Após a aprovação do texto, Nikolas argumentou que a promoção automática leva a uma progressão de alunos sem a devida compreensão dos conteúdos, resultando em deficiências acumuladas ao longo dos anos. Esse modelo, na visão do parlamentar, também desmotiva professores por verem seus alunos “progredindo sem ter alcançado os objetivos mínimos de aprendizagem”.

Especialistas apontam que a aprovação automática pode criar uma falsa sensação de progresso na educação brasileira. Francisco Garcia, pedagogo especialista em políticas públicas, destaca que, nos últimos 20 anos, o aumento nas taxas de aprovação inflou artificialmente o Índice de Desenvolvimento da Educação Básica (Ideb), dando a impressão de avanço, enquanto os resultados reais de aprendizagem quase não mudaram.

Para ele, a resistência ao projeto que altera a LDB parte de uma falsa dicotomia, pois o combate à progressão automática complementa outras ações fundamentais, como a formação continuada de professores, a garantia de material didático de qualidade, o desenvolvimento de currículos baseados em evidências científicas e a implementação de sistemas robustos de avaliação formativa e somativa.

Anamaria Camargo, especialista em educação, afirma que países com excelência educacional não têm altas taxas de reprovação porque possuem um suporte preparado para acolher estudantes com problemas na aprendizagem. Outro ponto importante, segundo Camargo, é que as crianças chegam aos 7 ou 8 anos já alfabetizadas.

Dados do Instituto Nacional de Estudos e Pesquisas Educacionais Anísio Teixeira (Inep) mostram que as taxas médias nacionais de reprovação em 2023 eram de 2,5% nos anos iniciais do ensino fundamental; 4,8% nos anos finais do ensino fundamental; e 5,3% no ensino médio. O Anuário Brasileiro da Educação Básica 2024 aponta que, em 2023, apenas 55,9% dos alunos do 2º ano do ensino fundamental estavam alfabetizados.

Já o nível de aprendizagem adequada em Português e Matemática em 2021, segundo o Anuário, chegou a: 31,2% nos anos iniciais do Ensino Fundamental; 12,3% em anos finais do Ensino Fundamental; e 3,2% no Ensino Médio.

O Indicador de Alfabetismo Funcional (Inaf) de 2024 mostra que 17% dos estudantes que concluem o Ensino Médio são analfabetos funcionais.

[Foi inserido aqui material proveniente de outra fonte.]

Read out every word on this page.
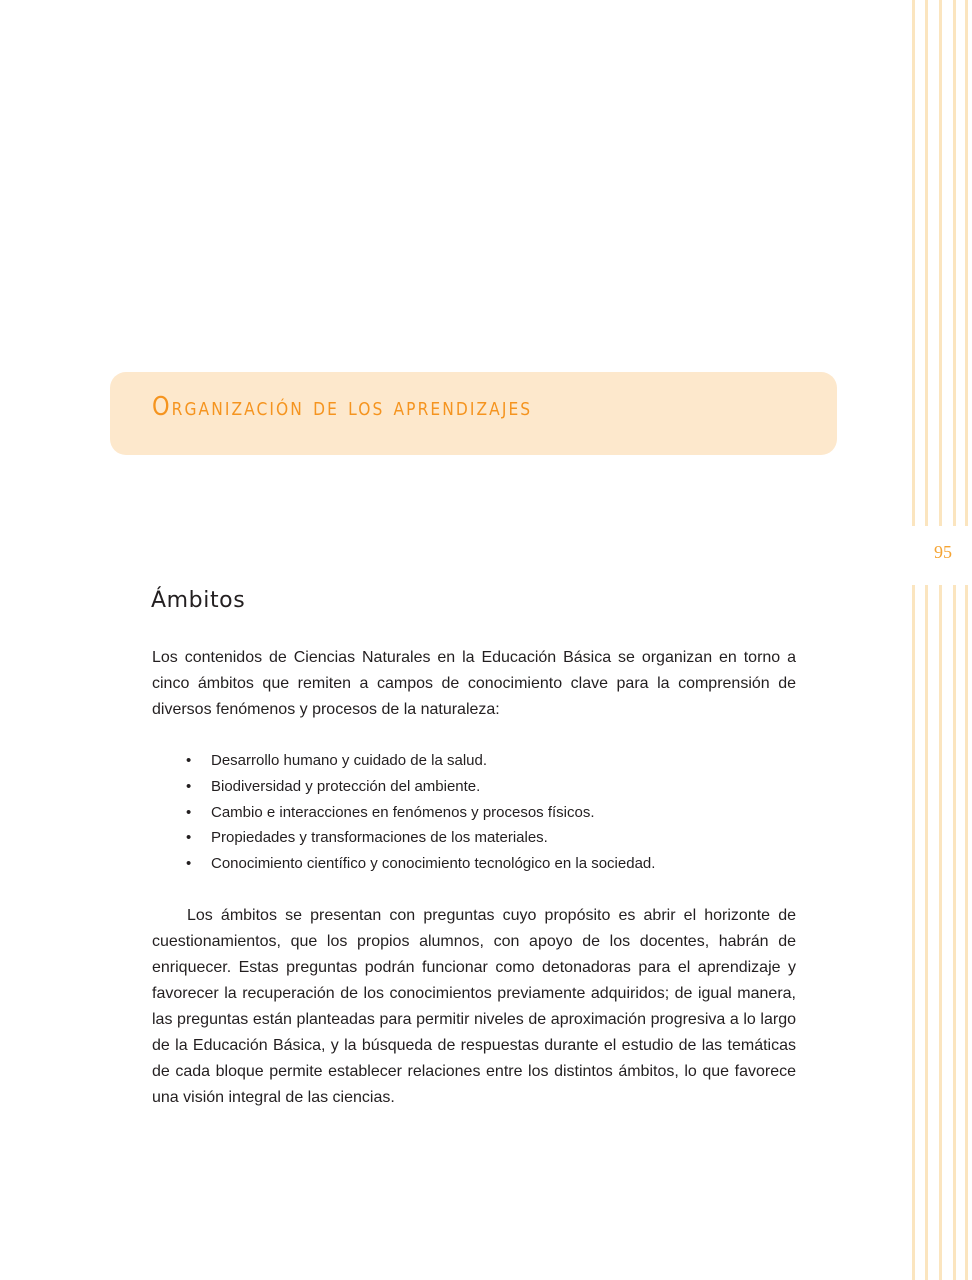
95
Organización de los aprendizajes
Ámbitos

Los contenidos de Ciencias Naturales en la Educación Básica se organizan en torno a cinco ámbitos que remiten a campos de conocimiento clave para la comprensión de diversos fenómenos y procesos de la naturaleza:

• Desarrollo humano y cuidado de la salud.
• Biodiversidad y protección del ambiente.
• Cambio e interacciones en fenómenos y procesos físicos.
• Propiedades y transformaciones de los materiales.
• Conocimiento científico y conocimiento tecnológico en la sociedad.

Los ámbitos se presentan con preguntas cuyo propósito es abrir el horizonte de cuestionamientos, que los propios alumnos, con apoyo de los docentes, habrán de enriquecer. Estas preguntas podrán funcionar como detonadoras para el aprendizaje y favorecer la recuperación de los conocimientos previamente adquiridos; de igual manera, las preguntas están planteadas para permitir niveles de aproximación progresiva a lo largo de la Educación Básica, y la búsqueda de respuestas durante el estudio de las temáticas de cada bloque permite establecer relaciones entre los distintos ámbitos, lo que favorece una visión integral de las ciencias.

Garcia acredita que, enquanto a política de progressão automática estiver em vigor, o ensino brasileiro continuará entre os piores do mundo em avaliações internacionais, como o PISA (Programa Internacional de Avaliação de Estudantes), o PIRLS (Estudo Internacional de Progresso em Leitura) e o TIMSS (Estudo Internacional de Tendências em Matemática e Ciências).

O projeto de lei, para Garcia, representa um “grito de socorro” diante da situação do ensino no Brasil. Ilona Becskeházy, doutora em Política Educacional pela PUC-RJ e ex-secretária de Educação Básica do MEC, considera que a proposta torna o texto da lei mais claro para organizar a progressão por série e não por ciclos.

João Batista Oliveira, fundador do Instituto Alfa e Beto (IAB), é crítico da proposta, argumentando que a promoção automática é apenas “parte de um sistema que não funciona”. Para ele, a proposta do projeto é um equívoco que atinge, sobretudo, o aluno mais pobre e desprotegido.

Claudia Costin, fundadora e diretora do Centro de Políticas Educacionais da Fundação Getúlio Vargas (FGV) e cofundadora do movimento Todos pela Educação, defende que a prioridade deve ser enfrentar as “enormes desigualdades educacionais” no país, fortalecendo a alfabetização e oferecendo melhores condições de trabalho aos professores.

Costin afirma que o aluno precisa ter a chance real de aprender e lembra que, em países com bons sistemas educacionais, a reprovação é rara. Ela cita como exemplo positivo a iniciativa “Teaching at the Right Level” (Ensinando no Nível Certo), que ganhou destaque após a pandemia da Covid-19 como alternativa para fortalecer o ensino de Matemática e Língua Portuguesa antes que as crianças deixem o Ensino Fundamental. Nessa abordagem, os alunos são agrupados conforme seu nível de aprendizado, e não pela idade ou série, permitindo que os professores desenvolvam habilidades fundamentais de forma mais eficaz.

Para Costin, a aprovação automática não é a solução para os problemas do ensino brasileiro e que o debate sobre a reprovação precisa ser mais amplo, buscando soluções que realmente melhorem a qualidade da educação para todos os alunos.